Auch Islamisten könnten hinter dem Anschlag stecken

Weil die seit 2007 im Gazastreifen regierende Hamas die Kontrolle über den Sicherheitsbereich nicht abgeben will und vor allem einer Entwaffnung ihrer rund 25 000 Kassam-Brigaden nicht zustimmt, stockt es bei der Umsetzung des Abkommens. So sind weiterhin die von der Hamas engagierten Polizisten im Einsatz. Ein Streitpunkt wurde aus Sicht der Fatah, die die palästinensische Autonomiebehörde dominiert, vergangene Woche gelöst: Rund 22 000 Angestellte, die die Hamas für die Verwaltung engagiert hat, wurden übernommen.

Die Fatah und Vertreter der palästinensischen Autonomiebehörde werfen der Hamas vor, dass sie zwar die Verantwortung für die Versorgung des Gazastreifens mit seinen etwa zwei Millionen Einwohnern abgeben will, aber nicht die Macht. Die Hamas wiederum klagt, dass die Fatah ihre Organisation völlig auslöschen wolle statt eine Partnerschaft anzustreben.

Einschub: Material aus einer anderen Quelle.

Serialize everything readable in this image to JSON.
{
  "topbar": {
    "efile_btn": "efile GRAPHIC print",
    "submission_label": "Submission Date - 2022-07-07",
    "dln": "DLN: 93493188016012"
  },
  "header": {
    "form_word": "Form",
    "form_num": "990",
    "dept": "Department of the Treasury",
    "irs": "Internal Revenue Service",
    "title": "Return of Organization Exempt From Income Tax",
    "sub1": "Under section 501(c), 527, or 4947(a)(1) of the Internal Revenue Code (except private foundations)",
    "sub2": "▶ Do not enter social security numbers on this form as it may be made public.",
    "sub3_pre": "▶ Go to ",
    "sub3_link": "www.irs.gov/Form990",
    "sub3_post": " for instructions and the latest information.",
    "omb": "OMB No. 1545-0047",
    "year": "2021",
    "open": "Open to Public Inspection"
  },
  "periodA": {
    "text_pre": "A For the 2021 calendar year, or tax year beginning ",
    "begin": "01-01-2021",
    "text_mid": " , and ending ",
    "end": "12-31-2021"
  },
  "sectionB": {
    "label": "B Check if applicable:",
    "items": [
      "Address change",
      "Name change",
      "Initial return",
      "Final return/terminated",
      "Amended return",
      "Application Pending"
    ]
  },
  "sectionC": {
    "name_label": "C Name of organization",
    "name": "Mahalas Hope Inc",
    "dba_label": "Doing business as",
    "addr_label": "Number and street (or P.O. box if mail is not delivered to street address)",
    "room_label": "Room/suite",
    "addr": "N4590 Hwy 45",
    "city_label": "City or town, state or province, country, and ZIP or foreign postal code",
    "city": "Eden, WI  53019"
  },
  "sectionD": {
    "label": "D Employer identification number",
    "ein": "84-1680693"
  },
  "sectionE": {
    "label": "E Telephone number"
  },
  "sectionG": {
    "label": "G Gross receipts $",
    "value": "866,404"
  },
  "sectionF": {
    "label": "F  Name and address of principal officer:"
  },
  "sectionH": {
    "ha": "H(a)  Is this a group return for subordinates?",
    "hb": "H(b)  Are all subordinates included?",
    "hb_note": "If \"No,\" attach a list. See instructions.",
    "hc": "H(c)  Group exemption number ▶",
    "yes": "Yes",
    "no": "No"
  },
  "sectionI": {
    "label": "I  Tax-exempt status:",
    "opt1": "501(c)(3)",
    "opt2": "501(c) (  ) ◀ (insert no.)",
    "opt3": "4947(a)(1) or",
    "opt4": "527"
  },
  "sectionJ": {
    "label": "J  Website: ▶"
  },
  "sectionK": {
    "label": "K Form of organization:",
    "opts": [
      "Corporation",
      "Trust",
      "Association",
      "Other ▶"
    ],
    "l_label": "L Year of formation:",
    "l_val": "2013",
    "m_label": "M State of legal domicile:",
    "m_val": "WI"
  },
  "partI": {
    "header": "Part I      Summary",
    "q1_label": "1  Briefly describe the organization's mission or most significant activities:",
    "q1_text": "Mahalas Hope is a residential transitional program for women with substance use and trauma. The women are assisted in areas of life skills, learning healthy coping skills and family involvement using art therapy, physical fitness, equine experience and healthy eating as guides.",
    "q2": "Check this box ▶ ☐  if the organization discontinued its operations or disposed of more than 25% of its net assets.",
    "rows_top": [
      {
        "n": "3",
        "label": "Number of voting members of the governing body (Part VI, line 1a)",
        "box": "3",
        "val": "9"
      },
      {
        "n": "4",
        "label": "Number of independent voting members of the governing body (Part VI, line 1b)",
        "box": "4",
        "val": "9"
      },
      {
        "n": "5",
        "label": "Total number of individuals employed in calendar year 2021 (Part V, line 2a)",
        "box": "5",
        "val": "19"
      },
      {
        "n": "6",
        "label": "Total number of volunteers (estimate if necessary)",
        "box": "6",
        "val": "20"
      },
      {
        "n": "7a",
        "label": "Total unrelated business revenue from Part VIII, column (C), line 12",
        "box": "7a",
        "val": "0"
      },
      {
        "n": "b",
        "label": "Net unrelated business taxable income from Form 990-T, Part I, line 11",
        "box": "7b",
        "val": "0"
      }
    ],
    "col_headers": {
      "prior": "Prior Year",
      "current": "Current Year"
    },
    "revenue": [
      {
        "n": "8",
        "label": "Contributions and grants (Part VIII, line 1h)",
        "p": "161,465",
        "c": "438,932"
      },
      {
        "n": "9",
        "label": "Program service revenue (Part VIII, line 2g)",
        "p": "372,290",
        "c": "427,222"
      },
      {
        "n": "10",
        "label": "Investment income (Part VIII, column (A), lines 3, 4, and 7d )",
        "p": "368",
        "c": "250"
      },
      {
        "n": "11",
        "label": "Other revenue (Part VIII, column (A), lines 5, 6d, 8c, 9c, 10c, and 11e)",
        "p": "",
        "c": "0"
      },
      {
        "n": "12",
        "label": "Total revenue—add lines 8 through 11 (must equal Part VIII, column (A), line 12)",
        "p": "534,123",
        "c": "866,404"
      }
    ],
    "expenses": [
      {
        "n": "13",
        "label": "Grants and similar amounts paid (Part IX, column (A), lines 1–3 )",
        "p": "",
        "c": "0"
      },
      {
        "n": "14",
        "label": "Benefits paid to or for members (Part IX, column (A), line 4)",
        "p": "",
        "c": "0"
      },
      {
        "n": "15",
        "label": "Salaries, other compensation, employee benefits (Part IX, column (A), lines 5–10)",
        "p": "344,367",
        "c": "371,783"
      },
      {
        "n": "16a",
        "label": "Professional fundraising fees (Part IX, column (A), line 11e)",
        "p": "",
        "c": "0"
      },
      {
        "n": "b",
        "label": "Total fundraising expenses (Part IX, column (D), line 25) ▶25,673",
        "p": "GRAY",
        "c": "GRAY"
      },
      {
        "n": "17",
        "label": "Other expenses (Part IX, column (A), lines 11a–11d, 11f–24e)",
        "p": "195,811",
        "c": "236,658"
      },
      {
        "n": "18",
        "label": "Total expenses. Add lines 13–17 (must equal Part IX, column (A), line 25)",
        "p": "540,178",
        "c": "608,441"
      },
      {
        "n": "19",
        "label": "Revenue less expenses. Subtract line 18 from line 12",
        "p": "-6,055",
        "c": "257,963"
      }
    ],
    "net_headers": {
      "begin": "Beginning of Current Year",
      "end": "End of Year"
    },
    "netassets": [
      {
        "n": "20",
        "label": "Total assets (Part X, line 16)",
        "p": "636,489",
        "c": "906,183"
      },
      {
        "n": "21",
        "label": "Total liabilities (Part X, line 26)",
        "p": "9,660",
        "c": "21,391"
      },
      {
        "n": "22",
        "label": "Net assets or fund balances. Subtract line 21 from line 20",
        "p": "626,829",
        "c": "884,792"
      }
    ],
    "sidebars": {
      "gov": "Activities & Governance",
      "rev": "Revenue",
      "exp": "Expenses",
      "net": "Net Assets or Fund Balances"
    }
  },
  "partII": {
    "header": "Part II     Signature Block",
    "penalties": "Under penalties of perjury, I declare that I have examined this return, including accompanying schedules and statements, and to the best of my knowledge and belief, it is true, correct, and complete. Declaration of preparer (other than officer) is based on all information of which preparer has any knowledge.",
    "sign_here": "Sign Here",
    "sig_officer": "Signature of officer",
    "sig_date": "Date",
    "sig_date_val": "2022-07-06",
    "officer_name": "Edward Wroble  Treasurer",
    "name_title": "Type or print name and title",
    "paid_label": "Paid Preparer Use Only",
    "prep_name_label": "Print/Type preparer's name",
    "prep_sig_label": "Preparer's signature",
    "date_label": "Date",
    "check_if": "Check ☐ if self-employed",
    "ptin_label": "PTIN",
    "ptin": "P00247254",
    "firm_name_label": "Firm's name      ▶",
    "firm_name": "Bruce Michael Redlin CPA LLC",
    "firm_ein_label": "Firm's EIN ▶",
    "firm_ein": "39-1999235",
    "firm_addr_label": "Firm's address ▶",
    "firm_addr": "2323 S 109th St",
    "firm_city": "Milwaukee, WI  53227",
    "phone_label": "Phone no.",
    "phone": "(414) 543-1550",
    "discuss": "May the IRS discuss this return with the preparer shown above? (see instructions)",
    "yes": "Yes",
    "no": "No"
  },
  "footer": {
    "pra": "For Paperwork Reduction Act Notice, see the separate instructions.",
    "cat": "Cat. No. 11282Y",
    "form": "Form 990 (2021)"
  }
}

Wenn nicht die Hamas hinter dem Anschlag steckt, könnte eine der extremistischen Gruppierungen dafür verantwortlich sein. Der Islamische Dschihad wird zunehmend stärker im Gazastreifen. Einige der im Westjordanland und im Gazastreifen aktiven islamistischen Gruppierungen arbeiten mit de Terrormiliz Islamischer Staat zusammen, vor allem die Ansar al-Dawla al-Islamiya, die "Unterstützer des Islamischen Staates".